Third, we should also expect to find forecasting errors where empirical rigor is lacking. Unfortunately, the type of rigor that is ubiquitous among professional forecasters – the type evidenced by an extensive pack of supporting charts, statistics and detailed arguments – is no antidote to error. No, the type of rigor we need involves systematically collecting historical forecasts and analysing them against realised outcomes. Before accepting a forecast as having any basis more reliable than rolling a die or consulting the stars, we should assess the forecaster’s historical track record.
Fourth, and perhaps ironically, we should anticipate error where forecasts are made with the most confidence. Whether we are aware of it or not, too often we use confidence as a proxy for competence.
And finally, sometimes it can be quite rational to make systematic errors when predicting the future. A chief executive (or perhaps national treasurer) with a bias towards optimism is more likely to garner the confidence and support of their employees (or constituents). While this optimism might be unjustified by the evidence, its motivational impact might just lead the company (or economy) to better outcomes.
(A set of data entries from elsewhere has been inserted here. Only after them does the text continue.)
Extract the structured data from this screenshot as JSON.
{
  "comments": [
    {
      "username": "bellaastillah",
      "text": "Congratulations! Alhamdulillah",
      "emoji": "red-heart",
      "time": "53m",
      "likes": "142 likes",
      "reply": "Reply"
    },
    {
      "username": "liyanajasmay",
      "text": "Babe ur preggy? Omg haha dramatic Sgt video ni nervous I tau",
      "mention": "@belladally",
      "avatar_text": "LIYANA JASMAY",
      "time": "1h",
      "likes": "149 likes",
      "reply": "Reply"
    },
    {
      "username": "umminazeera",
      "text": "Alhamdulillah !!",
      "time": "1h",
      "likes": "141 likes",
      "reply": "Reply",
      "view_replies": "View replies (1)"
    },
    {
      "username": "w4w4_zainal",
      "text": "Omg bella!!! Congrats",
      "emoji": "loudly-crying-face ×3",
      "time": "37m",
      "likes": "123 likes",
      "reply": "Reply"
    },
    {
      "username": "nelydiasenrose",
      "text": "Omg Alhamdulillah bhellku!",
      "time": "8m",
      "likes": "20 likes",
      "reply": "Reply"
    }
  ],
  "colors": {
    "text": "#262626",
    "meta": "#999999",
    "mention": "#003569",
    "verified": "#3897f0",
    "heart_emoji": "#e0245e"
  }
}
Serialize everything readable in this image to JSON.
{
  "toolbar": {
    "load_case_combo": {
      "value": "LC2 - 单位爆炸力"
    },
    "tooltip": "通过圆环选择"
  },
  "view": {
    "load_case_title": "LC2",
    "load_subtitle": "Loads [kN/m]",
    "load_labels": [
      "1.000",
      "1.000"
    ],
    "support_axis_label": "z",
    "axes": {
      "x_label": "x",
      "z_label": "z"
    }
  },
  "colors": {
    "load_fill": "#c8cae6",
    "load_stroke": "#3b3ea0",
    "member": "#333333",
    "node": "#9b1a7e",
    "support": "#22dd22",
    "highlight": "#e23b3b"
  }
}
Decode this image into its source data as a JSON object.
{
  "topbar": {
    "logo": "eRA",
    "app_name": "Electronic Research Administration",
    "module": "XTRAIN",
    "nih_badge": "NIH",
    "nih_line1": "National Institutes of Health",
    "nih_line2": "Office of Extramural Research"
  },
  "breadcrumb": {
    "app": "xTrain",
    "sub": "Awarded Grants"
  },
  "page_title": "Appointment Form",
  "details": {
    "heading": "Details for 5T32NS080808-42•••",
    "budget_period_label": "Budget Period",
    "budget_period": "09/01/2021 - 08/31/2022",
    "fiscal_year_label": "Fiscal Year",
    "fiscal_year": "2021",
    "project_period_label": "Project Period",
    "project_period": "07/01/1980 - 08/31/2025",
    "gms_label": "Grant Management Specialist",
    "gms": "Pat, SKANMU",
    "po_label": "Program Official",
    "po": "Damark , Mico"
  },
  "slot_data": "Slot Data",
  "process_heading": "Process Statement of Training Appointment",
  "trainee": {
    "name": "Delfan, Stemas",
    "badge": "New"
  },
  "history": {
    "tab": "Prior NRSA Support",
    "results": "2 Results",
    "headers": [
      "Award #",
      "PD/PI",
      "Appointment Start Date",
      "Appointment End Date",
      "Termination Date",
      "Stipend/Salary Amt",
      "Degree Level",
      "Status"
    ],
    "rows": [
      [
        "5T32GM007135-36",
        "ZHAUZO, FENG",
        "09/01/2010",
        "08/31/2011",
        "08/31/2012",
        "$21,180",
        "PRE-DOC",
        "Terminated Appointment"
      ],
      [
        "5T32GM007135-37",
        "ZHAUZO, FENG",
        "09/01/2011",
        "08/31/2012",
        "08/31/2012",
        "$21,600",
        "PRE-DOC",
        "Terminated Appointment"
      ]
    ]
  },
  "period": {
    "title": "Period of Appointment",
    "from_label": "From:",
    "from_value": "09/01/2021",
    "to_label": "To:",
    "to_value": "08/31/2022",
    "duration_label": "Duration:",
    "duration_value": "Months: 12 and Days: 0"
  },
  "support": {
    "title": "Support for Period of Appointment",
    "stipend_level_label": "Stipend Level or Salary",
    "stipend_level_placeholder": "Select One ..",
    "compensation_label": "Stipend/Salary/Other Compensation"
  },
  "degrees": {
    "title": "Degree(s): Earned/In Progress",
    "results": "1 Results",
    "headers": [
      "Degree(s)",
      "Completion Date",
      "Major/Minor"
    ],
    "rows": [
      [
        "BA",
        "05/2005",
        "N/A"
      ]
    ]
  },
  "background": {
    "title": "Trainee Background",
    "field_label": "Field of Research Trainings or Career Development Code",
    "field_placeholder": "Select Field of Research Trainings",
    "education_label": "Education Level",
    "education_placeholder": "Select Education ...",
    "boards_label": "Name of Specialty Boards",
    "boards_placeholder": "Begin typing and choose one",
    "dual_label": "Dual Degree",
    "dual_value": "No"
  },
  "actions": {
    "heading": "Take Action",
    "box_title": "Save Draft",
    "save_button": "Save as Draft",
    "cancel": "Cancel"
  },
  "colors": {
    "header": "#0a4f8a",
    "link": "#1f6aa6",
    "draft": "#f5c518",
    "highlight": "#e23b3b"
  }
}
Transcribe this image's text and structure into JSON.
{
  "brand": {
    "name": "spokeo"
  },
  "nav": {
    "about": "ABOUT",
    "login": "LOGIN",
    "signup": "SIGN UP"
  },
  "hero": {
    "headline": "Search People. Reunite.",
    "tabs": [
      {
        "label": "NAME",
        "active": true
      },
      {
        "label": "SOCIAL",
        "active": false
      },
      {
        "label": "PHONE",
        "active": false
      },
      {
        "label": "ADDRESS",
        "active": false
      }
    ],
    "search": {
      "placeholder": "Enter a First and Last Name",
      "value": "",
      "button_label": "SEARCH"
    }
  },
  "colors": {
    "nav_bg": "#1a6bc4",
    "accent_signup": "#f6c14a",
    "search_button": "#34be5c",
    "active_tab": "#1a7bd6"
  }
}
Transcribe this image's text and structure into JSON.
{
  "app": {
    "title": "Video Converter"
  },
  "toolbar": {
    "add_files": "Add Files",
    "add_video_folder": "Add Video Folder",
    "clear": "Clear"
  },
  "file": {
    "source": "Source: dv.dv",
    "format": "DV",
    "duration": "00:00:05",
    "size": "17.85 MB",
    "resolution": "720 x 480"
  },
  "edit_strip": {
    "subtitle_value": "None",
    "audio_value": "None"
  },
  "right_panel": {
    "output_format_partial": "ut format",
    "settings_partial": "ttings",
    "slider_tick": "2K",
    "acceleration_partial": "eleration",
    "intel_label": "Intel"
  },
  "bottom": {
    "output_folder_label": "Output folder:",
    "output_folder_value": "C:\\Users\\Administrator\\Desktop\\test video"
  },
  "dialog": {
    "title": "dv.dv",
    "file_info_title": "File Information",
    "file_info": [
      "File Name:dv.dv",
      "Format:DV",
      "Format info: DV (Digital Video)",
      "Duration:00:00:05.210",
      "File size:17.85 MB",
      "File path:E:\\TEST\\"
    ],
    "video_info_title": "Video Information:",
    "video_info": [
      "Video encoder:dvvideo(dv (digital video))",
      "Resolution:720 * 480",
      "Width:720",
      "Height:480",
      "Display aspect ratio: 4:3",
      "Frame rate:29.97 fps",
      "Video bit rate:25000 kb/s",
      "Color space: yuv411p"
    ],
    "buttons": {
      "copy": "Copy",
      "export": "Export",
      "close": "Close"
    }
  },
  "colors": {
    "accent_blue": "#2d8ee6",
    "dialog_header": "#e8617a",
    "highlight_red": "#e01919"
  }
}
But we need to be careful, as these incentives don’t always nicely align.
Budget forecasts will never be completely accurate, but with the application of these techniques, we can have more confidence that the newly minted policies announced in federal budgets are indeed on the right track.
Simon Russell is a behavioural finance consultant and speaker, author of Applying Behavioural Finance in Australia, and a Macquarie University alumnus with a master’s degree in applied finance.